Mes pensées émues et admiratives vont vers les auteurs de cette initiative si géniale, n'ayons pas peur des mots. Fallait oser, non ? Allez, ne dites pas le contraire. Vous n'y auriez pas pensé. Sauf, évidemment, si vous êtes VRP en éthylotests ou si vous pédégez une entreprise qui en fabrique. Mais à part ces cas extrêmes, que dalle ! Personne d'un peu sensé n'y aurait pensé. Et c'est là qu'on voit affleurer tout le génie de nos technocrates. C'est payé combien avec nos impôts un (haut) fonctionnaire de la DSCR ? Un max, non ? Sûrement. Il doit y en avoir eu une belle palanquée qui de réunions de service en réunions de secouement de neurones, avec l'aide des pédégés cités précédemment, en est arrivé à cette évidence : "pour lutter contre l'alcoolisme - surtout au volant - chaque citoyen de ce pays devrait posséder un éthylotest. Allez, zou ! Ça s'arrose, tiens !" C'est dire si un truc de rien du tout qui est censé être vendu entre 1 et 2 €, nous a déjà coûté bonbon, rien que là !

Mais c'est ici que l'émotion m'étreint. Ça va être le double effet "kiss cool" car vu le nombre d'éthylotrucs qui va être vendu, ce sera le jackpot pour les fabricants et les importateurs. Génial, non ? Et pour tout dire, on peut même parler de triple effet puisque ces anodines petites choses sont périssables. Si ! Dingue, non ? Du coup, on va être un paquet à se prendre des prunes à 11 € pour non détention d'un accessoire de sécurité obligatoire valide. Ben si ! Comme on est heureusement assez nombreux à ne pas boire d'alcool quand on conduit, on ne va pas trop s'en soucier, nous, du machin. Et c'est là que le piège machiavélique va se refermer sur notre innocent civisme : on se croit exemplaire alors qu'on est désormais un délinquant de la pire espèce. Ne me dites pas que ce n'est pas du génie ! Ça tient quasiment du divin, en fait.
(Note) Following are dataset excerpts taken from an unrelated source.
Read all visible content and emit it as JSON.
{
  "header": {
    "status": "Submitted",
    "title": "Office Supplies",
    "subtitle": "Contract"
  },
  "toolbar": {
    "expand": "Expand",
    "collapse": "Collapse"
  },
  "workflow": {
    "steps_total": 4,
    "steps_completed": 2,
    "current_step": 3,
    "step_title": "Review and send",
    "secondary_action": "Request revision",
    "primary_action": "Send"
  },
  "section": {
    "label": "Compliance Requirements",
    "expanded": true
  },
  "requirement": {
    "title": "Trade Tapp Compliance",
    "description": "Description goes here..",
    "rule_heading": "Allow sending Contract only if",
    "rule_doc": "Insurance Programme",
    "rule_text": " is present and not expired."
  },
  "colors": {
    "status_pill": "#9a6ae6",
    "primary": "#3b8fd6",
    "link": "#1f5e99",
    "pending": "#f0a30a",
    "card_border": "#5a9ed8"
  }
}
On comprend la mine réjouie des cadors de la DSCR. C'était touchant. Leurs yeux brillaient comme ceux d'une poule qui vient de trouver une fourchette. Pour certains, on croirait à l'aboutissement d'une vie. C'est peut-être le cas, d'ailleurs. Alors, l'image d'un bonheur simple comme celui-là, faut pas y toucher. C'est trop beau. Ce serait trop cruel de leur dire que, une fois de plus, car ça arrive souvent, ils sont à côté de la plaque. Surtout pas ! Ils sont toujours contents d'eux, ces gens-là et, finalement, leur bonheur est un rayon de soleil dans nos jours si gris...

Nan, je rigole !

A moins qu'on me l'offre, auquel cas il serait impoli de le refuser - et ce d'autant plus qu'il sera de toute façon payé avec nos impôts - je ne ferai pas l'acquisition d'un éthylotest. Ni pour la caisse ni pour la moto. Je sais, ce n'est pas très civique comme comportement. J'assume. Car, voyez-vous, je commence à être très fatigué des idées géniales des gens de la DSCR et de leurs copains, toujours satisfaits d'eux-mêmes et toujours sourds aux propositions de qui n'a pas le privilège d'appartenir à ce gotha. Ce sont des clowns sans talent qui ne font rire (mais jaune) que par leur incompétence et l'imbécilité de leurs décisions.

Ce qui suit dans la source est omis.